In the 2013–2014 academic year, Collegium toured Baltimore and Washington DC to participate in the American Choral Directors Association Convention. On April 11, 2014, Collegium collaborated with Joyful Noise, a choir composed of adults with neurological and physical disabilities. Collegium also sang Verdi's Requiem with the other Harvard Choruses, the Harvard Glee Club and Radcliffe Choral Society, during Harvard's annual visiting weekend.

==Tours==
Collegium embarks on an international tour every four years, planned by student tour managers. In its history, Collegium has traveled on twelve international tours, working and performing with local choirs in addition to performing independently.
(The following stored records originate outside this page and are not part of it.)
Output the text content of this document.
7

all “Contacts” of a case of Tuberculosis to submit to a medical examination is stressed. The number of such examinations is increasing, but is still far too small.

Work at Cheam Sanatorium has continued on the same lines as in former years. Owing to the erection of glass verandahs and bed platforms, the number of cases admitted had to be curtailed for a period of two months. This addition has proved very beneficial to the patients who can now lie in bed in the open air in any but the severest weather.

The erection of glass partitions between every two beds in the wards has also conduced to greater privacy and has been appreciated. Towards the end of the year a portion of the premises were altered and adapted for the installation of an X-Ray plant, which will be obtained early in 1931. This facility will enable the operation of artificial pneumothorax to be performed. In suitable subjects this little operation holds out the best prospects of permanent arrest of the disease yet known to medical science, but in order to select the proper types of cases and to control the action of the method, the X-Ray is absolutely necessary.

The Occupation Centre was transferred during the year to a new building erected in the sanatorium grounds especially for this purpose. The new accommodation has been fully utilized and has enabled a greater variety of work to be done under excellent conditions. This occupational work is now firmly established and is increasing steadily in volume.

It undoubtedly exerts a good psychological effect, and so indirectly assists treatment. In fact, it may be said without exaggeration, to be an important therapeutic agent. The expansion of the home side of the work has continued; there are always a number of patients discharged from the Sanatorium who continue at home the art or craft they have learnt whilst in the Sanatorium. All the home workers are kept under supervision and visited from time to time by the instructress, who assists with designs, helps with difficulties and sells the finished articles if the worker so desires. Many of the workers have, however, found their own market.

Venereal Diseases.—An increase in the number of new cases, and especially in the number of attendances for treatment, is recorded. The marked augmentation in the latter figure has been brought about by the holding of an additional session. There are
| Tour Location | Cities | Year |
|---|---|---|
| Sweden | Tobo, Stockholm, Piteå, Karlskrona | 2023 |
| South Africa | Nylsvley, Polokwane, Haenertsburg, Drakensberg, Johannesburg, Cape Town | 2019 |
| Brazil | São Paulo, Porto Alegre, Rio de Janeiro, Curitiba | 2015 |
| Germany and Austria | Berlin, Cologne, Frankfurt am Main (Hoch Conservatory), Munich, Salzburg, Vienna | 2011 |
| Australia and New Zealand |  | 2007 |
| France and the Iberian Peninsula |  | 2003 |
| Italy and Greece |  | 1999 |
| Great Britain |  | 1995 |
| Mexico |  | 1991 |
| Canada |  | 1986 |
| The Mediterranean |  | 1981 |
| Europe |  | 1976 |

==Management==

The Harvard–Radcliffe Collegium Musicum is an independent 501(c)(3) organization, managed and overseen entirely by undergraduate students.